Research Associate Professor

Helen Pineo is an urban planner and Research Associate Professor in the Department of Urban Design and Planning at the University of Washington. Her research focuses on how development, regeneration and urban policy can support health and sustainability. She contributes to the evidence base about why and how to do healthy urbanism by using transdisciplinary approaches and amplifying the needs of under-represented communities and the planet.

With funding from the Robert Wood Johnson Foundation, Helen is currently leading Change Stories, a research project that uses ethnographic methods to learn from the cultures, narratives and contexts that have supported shifts to equitable and sustainable development. She is co-investigator on a study investigating the health and health equality impacts of housing converted from non-residential buildings in England, funded by the UK National Institute for Health and Care Research. Her past research has used participatory, systems thinking and other methods, to study: overcrowding and COVID, integration of health objectives in new property development, conceptualization of multi-scalar health impacts of urban environments (see Healthy Urbanism, Palgrave Macmillan, 2022), evidence use in government policy and decision-making, and urban health indicators and their use by planners.

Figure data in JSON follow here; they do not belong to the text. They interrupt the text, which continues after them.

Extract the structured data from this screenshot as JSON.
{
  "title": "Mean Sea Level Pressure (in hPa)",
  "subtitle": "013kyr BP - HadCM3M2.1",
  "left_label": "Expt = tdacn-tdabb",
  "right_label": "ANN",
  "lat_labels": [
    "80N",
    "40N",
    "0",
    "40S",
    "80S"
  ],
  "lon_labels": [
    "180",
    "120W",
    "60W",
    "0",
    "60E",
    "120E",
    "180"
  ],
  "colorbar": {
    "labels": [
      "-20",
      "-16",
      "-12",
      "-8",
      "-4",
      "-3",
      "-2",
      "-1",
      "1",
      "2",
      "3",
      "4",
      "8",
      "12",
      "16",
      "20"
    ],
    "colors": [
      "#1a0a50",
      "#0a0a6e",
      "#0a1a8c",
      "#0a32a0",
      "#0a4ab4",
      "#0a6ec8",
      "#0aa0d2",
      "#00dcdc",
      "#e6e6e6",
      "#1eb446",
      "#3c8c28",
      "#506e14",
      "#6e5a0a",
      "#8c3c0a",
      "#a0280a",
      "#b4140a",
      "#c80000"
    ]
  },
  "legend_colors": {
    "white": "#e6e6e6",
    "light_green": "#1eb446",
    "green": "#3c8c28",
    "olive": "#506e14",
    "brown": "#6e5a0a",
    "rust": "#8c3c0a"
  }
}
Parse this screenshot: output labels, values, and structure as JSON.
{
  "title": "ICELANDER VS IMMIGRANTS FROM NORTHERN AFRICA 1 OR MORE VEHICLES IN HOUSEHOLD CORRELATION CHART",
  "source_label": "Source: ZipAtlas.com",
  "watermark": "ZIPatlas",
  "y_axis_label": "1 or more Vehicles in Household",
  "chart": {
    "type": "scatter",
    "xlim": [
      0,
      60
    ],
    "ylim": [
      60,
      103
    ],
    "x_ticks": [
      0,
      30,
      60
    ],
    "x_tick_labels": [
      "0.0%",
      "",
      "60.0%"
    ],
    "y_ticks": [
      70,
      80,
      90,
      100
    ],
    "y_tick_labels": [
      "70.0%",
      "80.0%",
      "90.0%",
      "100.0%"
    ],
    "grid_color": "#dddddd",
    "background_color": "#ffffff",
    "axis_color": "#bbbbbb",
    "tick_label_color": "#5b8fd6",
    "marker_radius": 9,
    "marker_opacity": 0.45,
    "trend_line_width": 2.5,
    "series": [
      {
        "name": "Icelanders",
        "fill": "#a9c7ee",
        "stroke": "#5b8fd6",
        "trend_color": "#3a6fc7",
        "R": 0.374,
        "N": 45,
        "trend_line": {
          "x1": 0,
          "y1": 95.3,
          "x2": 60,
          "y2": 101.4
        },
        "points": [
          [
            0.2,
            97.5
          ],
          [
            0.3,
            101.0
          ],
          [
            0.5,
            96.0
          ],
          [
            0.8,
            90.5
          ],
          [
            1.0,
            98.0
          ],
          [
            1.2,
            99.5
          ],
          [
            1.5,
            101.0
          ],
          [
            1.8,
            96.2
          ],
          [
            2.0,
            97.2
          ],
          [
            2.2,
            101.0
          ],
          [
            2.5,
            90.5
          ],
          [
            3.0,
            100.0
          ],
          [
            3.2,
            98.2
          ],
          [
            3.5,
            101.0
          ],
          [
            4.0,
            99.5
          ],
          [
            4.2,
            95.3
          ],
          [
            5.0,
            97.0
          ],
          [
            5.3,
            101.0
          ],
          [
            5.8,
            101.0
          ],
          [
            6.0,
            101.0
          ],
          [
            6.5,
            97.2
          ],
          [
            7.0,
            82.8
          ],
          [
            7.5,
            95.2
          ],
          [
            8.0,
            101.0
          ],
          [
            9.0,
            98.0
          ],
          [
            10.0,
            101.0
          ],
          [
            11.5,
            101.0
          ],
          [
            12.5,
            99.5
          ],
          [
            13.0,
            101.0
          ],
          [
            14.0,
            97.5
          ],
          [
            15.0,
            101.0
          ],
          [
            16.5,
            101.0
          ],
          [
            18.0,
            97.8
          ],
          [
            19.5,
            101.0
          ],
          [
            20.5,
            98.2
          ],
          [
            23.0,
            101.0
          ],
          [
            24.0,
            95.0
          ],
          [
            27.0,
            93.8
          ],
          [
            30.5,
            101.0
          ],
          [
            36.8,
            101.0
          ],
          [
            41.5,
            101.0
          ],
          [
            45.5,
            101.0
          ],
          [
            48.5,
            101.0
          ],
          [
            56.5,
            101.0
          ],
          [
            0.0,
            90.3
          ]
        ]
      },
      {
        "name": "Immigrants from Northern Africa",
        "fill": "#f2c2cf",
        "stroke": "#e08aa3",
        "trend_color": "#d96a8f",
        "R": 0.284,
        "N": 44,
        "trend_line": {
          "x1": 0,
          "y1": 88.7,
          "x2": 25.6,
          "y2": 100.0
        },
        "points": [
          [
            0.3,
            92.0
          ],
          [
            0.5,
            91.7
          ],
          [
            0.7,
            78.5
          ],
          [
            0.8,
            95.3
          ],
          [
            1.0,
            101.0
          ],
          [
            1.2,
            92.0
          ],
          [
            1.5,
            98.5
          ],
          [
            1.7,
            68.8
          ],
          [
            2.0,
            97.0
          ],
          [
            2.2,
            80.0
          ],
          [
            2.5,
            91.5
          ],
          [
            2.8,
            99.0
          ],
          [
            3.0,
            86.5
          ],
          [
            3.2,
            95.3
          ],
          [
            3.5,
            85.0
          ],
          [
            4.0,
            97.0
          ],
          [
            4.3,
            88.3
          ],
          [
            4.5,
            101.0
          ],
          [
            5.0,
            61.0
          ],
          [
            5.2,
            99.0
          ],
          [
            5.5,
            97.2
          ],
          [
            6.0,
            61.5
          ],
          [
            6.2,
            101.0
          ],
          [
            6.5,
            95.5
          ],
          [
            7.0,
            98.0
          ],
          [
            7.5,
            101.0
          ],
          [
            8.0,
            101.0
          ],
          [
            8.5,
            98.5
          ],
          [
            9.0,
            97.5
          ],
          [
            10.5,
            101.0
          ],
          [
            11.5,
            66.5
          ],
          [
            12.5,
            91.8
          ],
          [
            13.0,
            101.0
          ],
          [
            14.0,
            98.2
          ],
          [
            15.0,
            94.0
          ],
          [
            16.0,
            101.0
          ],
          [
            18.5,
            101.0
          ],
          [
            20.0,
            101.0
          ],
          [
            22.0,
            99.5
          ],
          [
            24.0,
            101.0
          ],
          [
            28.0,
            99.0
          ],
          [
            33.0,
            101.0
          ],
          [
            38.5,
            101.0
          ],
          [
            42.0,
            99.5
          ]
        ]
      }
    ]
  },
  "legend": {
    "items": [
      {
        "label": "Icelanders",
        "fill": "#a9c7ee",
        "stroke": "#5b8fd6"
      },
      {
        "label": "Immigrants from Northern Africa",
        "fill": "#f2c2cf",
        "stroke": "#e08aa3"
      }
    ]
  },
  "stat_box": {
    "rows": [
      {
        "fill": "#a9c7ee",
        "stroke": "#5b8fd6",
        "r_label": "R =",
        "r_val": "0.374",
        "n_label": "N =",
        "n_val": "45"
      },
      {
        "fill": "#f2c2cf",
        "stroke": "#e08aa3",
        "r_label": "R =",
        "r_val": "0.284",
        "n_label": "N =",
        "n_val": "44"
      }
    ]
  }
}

Helen’s teaching and postgraduate supervision covers a broad range of healthy and sustainable urban environment topics. Her outreach activities include collaboration and advisory work with international organizations including the World Health Organization, the NHS England Healthy New Towns Programme, the Dubai Land Department, the Academy of Medical Sciences, the Royal Society and the Obesity Health Alliance, among others.

Prior to joining UW in 2023, Helen lived and worked in London for 16 years. Most recently, she was an Associate Professor at University College London. Previously, she worked as an urban planner for over a decade on new developments and planning policy in the UK and internationally. She has worked at the Building Research Establishment, Local Government Association and in national and local government in the areas of sustainable urbanisation, health, climate change and low carbon energy. Helen holds degrees in Community and Environmental Planning and English Literature (B.A. 2003, UW), Linguistics (M.A., 2006, UCL) and Healthy and Sustainable Built Environments (Ph.D., 2019, UCL). She is a chartered member of the Royal Town Planning Institute.